Enfin, Alien sauvegarde les données et les enregistrements volés sur un espace mémoire partagé, puis les déplace vers le stockage, pour finalement les exfiltrer par l’intermédiaire de Predator. Ce processus ne déclenche aucune violation d’accès et passe inaperçu aux yeux de SELinux.

Capacités du Predator
Predator est le module phare du logiciel espion. Il arrive sur l’appareil sous la forme d’un fichier ELF et met en place un environnement d’exécution Python pour faciliter les diverses fonctionnalités d’espionnage.
La quantité de données enregistrées sur l’appareil compromis varie selon que l’implant Predator est une version de développement ou une version stable.

Les fonctionnalités facilitées par les modules Python de Predator, et exécutées conjointement avec Alien, comprennent l’exécution de code arbitraire, l’enregistrement audio, l’empoisonnement de certificats, le masquage d’applications, la prévention de l’exécution d’applications (après redémarrage) et l’énumération de répertoires.

Le chargeur du logiciel espion, Alien, vérifie s’il fonctionne sur un Samsung, Huawei, Oppo ou Xiaomi, et s’il y a correspondance, il énumère récursivement le contenu des répertoires qui contiennent les données de l’utilisateur provenant des applications de courrier électronique, de messagerie, de médias sociaux et de navigation.
Il énumère également la liste des contacts de la victime et répertorie les fichiers privés dans les dossiers multimédias de l’utilisateur, y compris les fichiers audio, les images et les vidéos.

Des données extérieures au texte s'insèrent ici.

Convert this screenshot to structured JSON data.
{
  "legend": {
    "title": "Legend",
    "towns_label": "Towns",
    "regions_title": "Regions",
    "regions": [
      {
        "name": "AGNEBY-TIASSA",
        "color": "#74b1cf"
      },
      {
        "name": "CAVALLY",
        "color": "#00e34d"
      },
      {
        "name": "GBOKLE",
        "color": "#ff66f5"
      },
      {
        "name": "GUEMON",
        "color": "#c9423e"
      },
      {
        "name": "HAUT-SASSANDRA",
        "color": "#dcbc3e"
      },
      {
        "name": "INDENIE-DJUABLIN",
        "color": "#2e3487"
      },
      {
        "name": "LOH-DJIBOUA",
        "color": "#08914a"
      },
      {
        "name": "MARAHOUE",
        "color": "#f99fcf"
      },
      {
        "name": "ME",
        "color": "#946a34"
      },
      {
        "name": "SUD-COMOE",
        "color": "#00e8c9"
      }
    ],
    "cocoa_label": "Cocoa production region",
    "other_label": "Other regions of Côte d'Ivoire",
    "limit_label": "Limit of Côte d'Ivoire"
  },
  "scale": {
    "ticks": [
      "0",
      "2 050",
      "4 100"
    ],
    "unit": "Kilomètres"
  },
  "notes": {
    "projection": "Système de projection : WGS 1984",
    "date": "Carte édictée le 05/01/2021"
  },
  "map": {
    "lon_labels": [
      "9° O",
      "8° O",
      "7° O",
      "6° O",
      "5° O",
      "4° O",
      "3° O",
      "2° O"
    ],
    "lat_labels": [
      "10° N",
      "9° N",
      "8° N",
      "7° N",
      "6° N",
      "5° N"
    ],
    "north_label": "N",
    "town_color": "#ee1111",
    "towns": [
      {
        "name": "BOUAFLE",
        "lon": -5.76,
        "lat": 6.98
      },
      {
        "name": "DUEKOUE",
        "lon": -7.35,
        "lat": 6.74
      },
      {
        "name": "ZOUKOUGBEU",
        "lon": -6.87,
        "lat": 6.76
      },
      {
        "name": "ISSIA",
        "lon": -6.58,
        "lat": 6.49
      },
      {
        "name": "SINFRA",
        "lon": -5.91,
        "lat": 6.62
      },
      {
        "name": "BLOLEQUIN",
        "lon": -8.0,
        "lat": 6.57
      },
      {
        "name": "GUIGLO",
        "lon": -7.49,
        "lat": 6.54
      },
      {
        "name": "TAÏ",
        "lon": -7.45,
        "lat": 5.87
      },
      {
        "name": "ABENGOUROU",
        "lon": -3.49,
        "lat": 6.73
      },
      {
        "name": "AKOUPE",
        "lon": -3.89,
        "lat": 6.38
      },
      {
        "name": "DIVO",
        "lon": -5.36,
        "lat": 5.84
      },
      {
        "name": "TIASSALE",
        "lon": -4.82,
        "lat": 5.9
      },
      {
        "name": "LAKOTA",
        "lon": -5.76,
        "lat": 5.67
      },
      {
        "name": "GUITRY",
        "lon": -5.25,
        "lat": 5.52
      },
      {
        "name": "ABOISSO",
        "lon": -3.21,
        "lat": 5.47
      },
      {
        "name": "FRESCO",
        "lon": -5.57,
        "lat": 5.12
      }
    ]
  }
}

Le logiciel espion utilise également l’empoisonnement de certificats pour installer des certificats personnalisés sur les autorités de certification actuellement approuvées par l’utilisateur, ce qui permet à Predator de mener des attaques de type “man-in-the-middle” et d’espionner les communications réseau cryptées par TLS.

Cisco précise que Predator est prudent avec cette capacité, n’installant pas les certificats au niveau du système pour éviter toute interférence au niveau opérationnel de l’appareil, ce qui pourrait indiquer aux victimes que quelque chose ne va pas.
“Du point de vue de l’attaquant, les risques l’emportent sur la récompense, car avec des certificats au niveau de l’utilisateur, le logiciel espion peut toujours effectuer un décryptage TLS sur toute communication au sein du navigateur”, expliquent les chercheurs.
Pièces manquantes
Même si Cisco et Citizen Lab sont allés en profondeur dans les composants du logiciel espion, les chercheurs manquent encore de détails sur deux modules, à savoir “tcore” et “kmem”, tous deux chargés dans l’environnement d’exécution Python de Predator.
“Nous estimons avec une grande confiance que le logiciel espion a deux composants supplémentaires – tcore (composant principal) et kmem (mécanisme d’escalade des privilèges) – mais nous n’avons pas été en mesure d’obtenir et d’analyser ces modules”, explique le rapport de Cisco.
Les analystes pensent que tcore permet de suivre la géolocalisation, de prendre des photos à partir de l’appareil photo ou de simuler la mise hors tension de l’appareil.
L’hypothèse de Cisco pour le module kmem est qu’il fournit un accès arbitraire en lecture et en écriture dans l’espace d’adressage du noyau.
Étant donné que ni l’un ni l’autre n’a pu être récupéré à partir d’appareils infectés, certaines parties du logiciel espion Predator d’Intellexa restent inexplorées.